MIDAS Curves その2
「MIDAS Curves」という記事においては、Paul Levineが考案したMIDASについて簡単に解説した。さらに、MIDASを応用したインジケータを紹介した。
紹介したインジケーターは、重要な高値安値から完全自動で抵抗線/支持線を引く便利なものだが、計算式はPaul Levineに基づくものではなく、さらにはVWAPでもない。期間を17、 72、 305、1292に設定した移動平均線だ。
これらの数値は、PhiCubeのBO Williamsが考案した。17、34、72、144、305、610、1292、2584からなる。BO Williamsはブラジルの暗号資産トレーダーで、この数値も暗号資産トレードで主に使用され、また検証がなされている。
では、Paul Levine本来のMIDASを使うにはどうすればよいのか?「固定VWAP」(Anchored VWAP)で裁量で引く。
描画ツールなので数に制限なく好きなだけ表示させることができる。VWAPは標準価格(高値+安値+終値)÷3を起点に算出する。固定VWAPもデフォルトではそうだ。一方MIDASは、高値や安値を起点に引く。
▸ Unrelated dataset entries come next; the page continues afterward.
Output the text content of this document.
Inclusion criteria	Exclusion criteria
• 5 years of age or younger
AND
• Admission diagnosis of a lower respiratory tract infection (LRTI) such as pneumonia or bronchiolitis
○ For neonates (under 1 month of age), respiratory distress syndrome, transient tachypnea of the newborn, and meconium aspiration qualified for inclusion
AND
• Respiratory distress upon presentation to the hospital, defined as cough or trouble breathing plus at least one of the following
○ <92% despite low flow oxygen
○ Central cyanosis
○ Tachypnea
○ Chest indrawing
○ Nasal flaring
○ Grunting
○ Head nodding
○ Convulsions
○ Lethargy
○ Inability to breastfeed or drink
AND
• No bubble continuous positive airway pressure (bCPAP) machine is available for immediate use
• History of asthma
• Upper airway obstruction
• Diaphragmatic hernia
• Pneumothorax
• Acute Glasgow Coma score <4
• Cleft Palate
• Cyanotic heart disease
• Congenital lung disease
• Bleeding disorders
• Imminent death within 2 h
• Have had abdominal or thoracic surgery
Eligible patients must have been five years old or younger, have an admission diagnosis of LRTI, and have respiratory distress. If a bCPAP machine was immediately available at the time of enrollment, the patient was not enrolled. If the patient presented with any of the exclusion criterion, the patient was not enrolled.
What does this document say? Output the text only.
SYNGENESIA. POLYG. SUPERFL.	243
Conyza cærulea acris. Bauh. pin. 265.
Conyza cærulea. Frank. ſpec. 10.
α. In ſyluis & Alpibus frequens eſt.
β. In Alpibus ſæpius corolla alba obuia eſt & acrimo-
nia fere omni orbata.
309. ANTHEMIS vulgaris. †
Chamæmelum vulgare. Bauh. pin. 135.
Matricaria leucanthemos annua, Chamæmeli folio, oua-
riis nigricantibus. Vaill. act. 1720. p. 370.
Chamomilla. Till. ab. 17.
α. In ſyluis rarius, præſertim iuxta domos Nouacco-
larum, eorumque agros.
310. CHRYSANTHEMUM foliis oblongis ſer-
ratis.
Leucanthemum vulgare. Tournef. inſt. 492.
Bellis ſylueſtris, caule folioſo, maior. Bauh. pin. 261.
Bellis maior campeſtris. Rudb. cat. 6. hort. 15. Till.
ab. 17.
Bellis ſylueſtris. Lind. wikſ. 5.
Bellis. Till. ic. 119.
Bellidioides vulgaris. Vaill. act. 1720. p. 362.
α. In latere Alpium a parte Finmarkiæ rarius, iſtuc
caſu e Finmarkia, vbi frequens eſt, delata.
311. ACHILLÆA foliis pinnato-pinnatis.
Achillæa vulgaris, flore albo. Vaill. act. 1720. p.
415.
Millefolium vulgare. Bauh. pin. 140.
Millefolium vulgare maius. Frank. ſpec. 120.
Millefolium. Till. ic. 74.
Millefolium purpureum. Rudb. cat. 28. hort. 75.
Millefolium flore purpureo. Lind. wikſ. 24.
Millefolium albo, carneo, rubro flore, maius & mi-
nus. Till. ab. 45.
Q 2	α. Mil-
少し面倒だが手動で変更する必要がある。
MIDASの起点の候補としては
重要な高値(のちのレジスタンスとなる)
重要な安値(のちのサポートとなる)
寄り付きの始値
紐育クローズの終値
亜細亜、倫敦、紐育各セッションの高値と安値
ほぼ同じ高値/安値が数本出来ている場合は、一番左側(The Left Side)を起点とする
トレンドが終焉したローソク足
トレンドの始点となったローソク足
トレンド中の大きなプルバック
上昇中の大きな下げにMIDASをひくことで、それが押しなのか、下降トレンド入りしたのかを判定するエリオット波動の1波の始まりにMIDASを引くことで、2波と4波の調整を判定する
大きくギャップダウンしたときは、ギャップダウンした直前のローソク足に引いたMIDASを上方向にブレイクしたら株価(価格)は回復に向かっている、ブレイクできずに下方向に行くなら、まだ下げると判断する
IPO(新規上場)株の日足と週足の高値と安値に引いたMIDASは、長期に渡って株価の動向を示すのに役立つ
高値に引いたMIDASはレジスタンスとして機能する。安値に引いたMIDASはサポートとして機能する。将来において価格がMIDASに近づいたら、ここで止まる、あるいは反転することを想定する。
反転リバーサルでエントリーする場合には、フィボナッチ、ピボットなど他のラインやゾーン、ストキャスやRSIなどの指標、ローソク足のプライスアクションなどを加味して総合的に判断する。ローソク足のプライスアクションとは、十字線やピンバーなどである。さらに詳しく知りたければ
なお、Paul Levineは、OBV(On Balance Volume)を好んでMIDASと併用した。
標準偏差バンドを表示することができる。バンドは同じく抵抗や支持としてよく機能する。
1時間足に引いたMIDASは、これから先1週間から2週間のトレンドとサポレジとして機能する。15分足のMIDASは、1-2日のトレンドとサポレジ、3分足または5分足のMIDASは、2時間~6時間程度のトレンドとサポレジ、1分足のMIDASは、15分~1時間のトレンドとサポレジ、を大まかな目安に分析するといいだろう。
Paul Levineは、MIDASとMarket Profileを相互補完的に使用していた。Trading Viewでは、出来高プロファイルを併用することで分析の精度を高めることができるだろう。
ついでのように付け加えると、本来のPaul LevineのMIDAS Systemは、通常のローソク足を使わない。出来高に基づく非時系列チャートを使った。これを表示できるチャートは今はなかろうと思う。いわゆるTick Chartというのがこれに近いが、Tick Dataを扱えないTrading Viewではできぬ相談である。